Patrick’s laughter reminds us that how things look from the outside may not necessarily reflect how it feels from within. “We live like a normal family”, says Lesley. “Just one that gets a little bit of extra help.”
This video piece is a new departure for Lesley. Until now she has mainly been known for her meticulous spirograph drawings, in which she employs ordinary coloured biro pens to build up dazzling geometric structures, often on a breathtaking scale. On the face of it, autobiography has little to do with their motivation and making.
Yet the artist sees a link between the repetitive, cell-like structures of her spirograph drawings and the more personal nature of her new film. In part, this is to do with the idea of mutation leading to systems failure.
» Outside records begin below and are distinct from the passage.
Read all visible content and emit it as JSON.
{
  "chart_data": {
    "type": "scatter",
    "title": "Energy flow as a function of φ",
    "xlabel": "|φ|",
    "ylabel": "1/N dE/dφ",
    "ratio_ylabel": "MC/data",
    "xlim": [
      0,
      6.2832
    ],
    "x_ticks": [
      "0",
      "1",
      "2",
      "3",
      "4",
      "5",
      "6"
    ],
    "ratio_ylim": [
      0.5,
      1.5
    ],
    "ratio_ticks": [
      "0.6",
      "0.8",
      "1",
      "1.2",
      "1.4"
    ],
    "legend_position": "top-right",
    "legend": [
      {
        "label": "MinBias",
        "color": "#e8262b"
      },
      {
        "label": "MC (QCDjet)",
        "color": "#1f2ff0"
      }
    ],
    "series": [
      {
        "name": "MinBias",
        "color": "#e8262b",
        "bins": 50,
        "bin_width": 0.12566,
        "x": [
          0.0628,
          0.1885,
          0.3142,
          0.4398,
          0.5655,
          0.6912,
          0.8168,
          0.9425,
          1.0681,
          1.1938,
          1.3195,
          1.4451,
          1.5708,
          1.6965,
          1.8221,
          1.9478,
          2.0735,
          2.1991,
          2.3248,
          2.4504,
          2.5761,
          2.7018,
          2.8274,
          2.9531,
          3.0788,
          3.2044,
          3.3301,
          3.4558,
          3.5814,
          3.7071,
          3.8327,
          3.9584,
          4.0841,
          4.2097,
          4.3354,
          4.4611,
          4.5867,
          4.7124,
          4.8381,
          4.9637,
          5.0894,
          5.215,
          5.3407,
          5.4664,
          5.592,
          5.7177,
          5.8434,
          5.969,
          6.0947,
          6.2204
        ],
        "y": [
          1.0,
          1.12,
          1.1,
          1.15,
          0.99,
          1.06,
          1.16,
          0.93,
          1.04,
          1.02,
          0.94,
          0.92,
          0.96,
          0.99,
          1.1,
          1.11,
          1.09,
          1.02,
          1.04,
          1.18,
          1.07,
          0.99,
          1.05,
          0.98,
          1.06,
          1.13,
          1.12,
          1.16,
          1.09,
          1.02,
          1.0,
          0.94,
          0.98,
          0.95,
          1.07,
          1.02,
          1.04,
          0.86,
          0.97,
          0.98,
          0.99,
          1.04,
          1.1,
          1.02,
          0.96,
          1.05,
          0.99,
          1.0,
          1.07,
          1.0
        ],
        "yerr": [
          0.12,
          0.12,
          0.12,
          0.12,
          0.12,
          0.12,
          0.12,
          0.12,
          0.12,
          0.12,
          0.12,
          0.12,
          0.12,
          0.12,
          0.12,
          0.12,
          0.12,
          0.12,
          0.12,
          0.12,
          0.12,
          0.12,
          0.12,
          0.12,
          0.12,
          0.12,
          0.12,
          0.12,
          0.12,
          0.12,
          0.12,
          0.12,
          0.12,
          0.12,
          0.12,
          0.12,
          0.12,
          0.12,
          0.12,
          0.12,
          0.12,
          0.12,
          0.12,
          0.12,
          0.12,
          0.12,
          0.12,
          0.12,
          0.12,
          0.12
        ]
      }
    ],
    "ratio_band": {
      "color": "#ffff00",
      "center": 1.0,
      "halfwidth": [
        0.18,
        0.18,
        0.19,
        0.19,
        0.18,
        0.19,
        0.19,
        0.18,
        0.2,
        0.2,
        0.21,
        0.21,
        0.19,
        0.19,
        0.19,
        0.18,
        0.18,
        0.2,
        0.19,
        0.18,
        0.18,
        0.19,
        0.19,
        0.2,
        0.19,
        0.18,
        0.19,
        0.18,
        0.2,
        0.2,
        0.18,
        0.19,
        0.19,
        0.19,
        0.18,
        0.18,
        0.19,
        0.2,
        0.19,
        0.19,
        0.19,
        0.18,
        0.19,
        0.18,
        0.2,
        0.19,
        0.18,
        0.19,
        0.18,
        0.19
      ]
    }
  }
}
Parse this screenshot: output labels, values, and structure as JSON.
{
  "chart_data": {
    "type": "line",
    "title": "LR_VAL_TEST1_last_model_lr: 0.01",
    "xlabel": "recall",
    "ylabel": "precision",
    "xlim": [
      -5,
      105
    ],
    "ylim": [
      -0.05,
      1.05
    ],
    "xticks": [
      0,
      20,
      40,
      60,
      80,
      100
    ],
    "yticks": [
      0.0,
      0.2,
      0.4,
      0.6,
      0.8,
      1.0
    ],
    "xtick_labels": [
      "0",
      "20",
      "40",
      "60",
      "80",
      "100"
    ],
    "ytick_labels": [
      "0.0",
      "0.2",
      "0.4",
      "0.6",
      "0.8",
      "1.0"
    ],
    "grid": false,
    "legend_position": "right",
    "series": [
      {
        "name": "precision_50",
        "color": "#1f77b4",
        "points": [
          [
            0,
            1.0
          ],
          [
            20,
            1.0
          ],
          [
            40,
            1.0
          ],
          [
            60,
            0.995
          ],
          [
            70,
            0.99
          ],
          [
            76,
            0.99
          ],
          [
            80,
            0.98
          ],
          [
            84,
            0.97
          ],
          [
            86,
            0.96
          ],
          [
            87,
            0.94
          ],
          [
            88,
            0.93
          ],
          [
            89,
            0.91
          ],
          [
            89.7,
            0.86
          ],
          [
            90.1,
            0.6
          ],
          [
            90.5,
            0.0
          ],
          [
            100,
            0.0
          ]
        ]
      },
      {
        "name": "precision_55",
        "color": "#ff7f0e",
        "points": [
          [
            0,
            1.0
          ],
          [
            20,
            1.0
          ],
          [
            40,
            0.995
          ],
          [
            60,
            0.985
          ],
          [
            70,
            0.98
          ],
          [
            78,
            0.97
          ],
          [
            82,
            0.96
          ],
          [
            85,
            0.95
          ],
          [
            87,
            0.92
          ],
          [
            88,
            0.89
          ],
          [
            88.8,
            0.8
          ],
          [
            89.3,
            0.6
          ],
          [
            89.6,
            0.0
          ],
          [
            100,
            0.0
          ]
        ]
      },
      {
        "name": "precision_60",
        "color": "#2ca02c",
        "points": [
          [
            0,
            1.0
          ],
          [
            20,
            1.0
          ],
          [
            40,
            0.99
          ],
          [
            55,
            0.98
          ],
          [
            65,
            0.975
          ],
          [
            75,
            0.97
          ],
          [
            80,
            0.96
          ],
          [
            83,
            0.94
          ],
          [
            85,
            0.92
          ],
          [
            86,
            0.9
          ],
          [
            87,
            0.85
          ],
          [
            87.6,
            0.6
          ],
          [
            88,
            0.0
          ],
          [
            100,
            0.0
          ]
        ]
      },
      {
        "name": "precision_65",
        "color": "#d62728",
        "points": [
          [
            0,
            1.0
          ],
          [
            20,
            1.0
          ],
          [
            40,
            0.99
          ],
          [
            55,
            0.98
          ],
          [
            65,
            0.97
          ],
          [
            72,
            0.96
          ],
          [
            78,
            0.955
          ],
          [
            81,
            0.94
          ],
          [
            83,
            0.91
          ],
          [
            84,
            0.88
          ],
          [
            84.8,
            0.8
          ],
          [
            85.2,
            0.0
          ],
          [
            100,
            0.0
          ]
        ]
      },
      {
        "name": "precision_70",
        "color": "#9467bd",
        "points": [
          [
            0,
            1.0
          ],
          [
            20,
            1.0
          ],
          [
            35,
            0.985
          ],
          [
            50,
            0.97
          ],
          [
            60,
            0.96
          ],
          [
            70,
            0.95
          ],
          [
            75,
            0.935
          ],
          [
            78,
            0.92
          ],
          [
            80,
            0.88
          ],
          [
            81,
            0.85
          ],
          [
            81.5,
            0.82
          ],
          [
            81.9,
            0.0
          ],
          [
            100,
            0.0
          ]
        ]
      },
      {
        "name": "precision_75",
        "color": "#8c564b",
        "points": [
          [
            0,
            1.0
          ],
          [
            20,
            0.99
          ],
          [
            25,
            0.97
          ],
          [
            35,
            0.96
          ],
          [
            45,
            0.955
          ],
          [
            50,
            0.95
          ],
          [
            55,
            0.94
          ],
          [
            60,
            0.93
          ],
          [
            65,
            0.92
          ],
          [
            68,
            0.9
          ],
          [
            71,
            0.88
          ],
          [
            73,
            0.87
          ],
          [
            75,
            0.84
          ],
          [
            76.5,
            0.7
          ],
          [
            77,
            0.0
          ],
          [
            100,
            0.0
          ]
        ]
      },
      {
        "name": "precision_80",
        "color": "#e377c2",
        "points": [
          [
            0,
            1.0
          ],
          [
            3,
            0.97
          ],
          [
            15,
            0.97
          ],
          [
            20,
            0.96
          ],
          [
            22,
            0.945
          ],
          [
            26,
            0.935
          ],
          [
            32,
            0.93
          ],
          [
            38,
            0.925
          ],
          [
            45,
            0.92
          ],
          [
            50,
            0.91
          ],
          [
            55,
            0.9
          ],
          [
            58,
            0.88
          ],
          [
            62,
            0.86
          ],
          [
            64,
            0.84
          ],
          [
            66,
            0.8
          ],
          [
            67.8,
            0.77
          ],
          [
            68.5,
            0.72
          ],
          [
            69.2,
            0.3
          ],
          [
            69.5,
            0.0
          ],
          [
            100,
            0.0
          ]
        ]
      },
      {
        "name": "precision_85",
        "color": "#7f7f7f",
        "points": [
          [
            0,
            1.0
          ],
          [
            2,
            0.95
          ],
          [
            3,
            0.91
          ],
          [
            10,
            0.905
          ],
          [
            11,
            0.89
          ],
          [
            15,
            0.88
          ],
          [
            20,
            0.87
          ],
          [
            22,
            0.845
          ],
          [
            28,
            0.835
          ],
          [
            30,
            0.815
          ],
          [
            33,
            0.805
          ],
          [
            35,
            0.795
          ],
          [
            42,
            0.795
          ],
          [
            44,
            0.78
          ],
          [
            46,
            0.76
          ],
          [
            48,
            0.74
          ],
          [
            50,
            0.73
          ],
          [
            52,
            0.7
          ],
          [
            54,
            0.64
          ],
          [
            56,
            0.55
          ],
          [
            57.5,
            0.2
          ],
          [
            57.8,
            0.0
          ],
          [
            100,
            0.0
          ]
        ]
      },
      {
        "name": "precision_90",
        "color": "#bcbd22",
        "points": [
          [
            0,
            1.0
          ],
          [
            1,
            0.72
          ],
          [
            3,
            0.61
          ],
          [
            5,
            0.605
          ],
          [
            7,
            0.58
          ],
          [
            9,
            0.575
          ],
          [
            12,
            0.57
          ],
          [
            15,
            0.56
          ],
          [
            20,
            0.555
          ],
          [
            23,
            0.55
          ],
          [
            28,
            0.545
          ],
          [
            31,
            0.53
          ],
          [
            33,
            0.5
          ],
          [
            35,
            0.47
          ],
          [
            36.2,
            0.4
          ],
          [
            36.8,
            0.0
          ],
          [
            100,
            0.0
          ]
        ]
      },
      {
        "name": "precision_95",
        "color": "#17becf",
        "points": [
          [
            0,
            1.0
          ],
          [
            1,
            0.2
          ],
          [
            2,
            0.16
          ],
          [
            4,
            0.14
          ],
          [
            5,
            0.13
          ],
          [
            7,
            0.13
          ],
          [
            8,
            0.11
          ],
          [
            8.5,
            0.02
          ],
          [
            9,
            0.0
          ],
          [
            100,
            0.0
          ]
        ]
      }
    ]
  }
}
But it’s also about the tension between surface and what lies beneath - Lesley’s awareness that people’s perception of what it means to be different is often so far removed from the underlying reality. “Appearances can be deceptive; the surface is not the whole story”, she notes.
If You Prick Us Do We Not Bleed? is part of an exhibition entitled SLIPPAGE: the Unstable Nature of Difference which offers an intimate perspective on the lived experience of physical and psychological difference through the work of 12 artists working in a range of media.
The other artists in the exhibition are Katherine Araniello, Lisa Bufano & Jason Tschantré, Eric Fong, Paddy Hartley, Karen Heald & Susan Liggett, Andrew & Eden Kotting, Noemi Lakmaier, Daksha Patel, Jo Thorne, Alexa Wright and Chris Millward. Together, they question the uncertain boundaries of physical and psychological identity in a world that places great emphasis on beauty and perfection.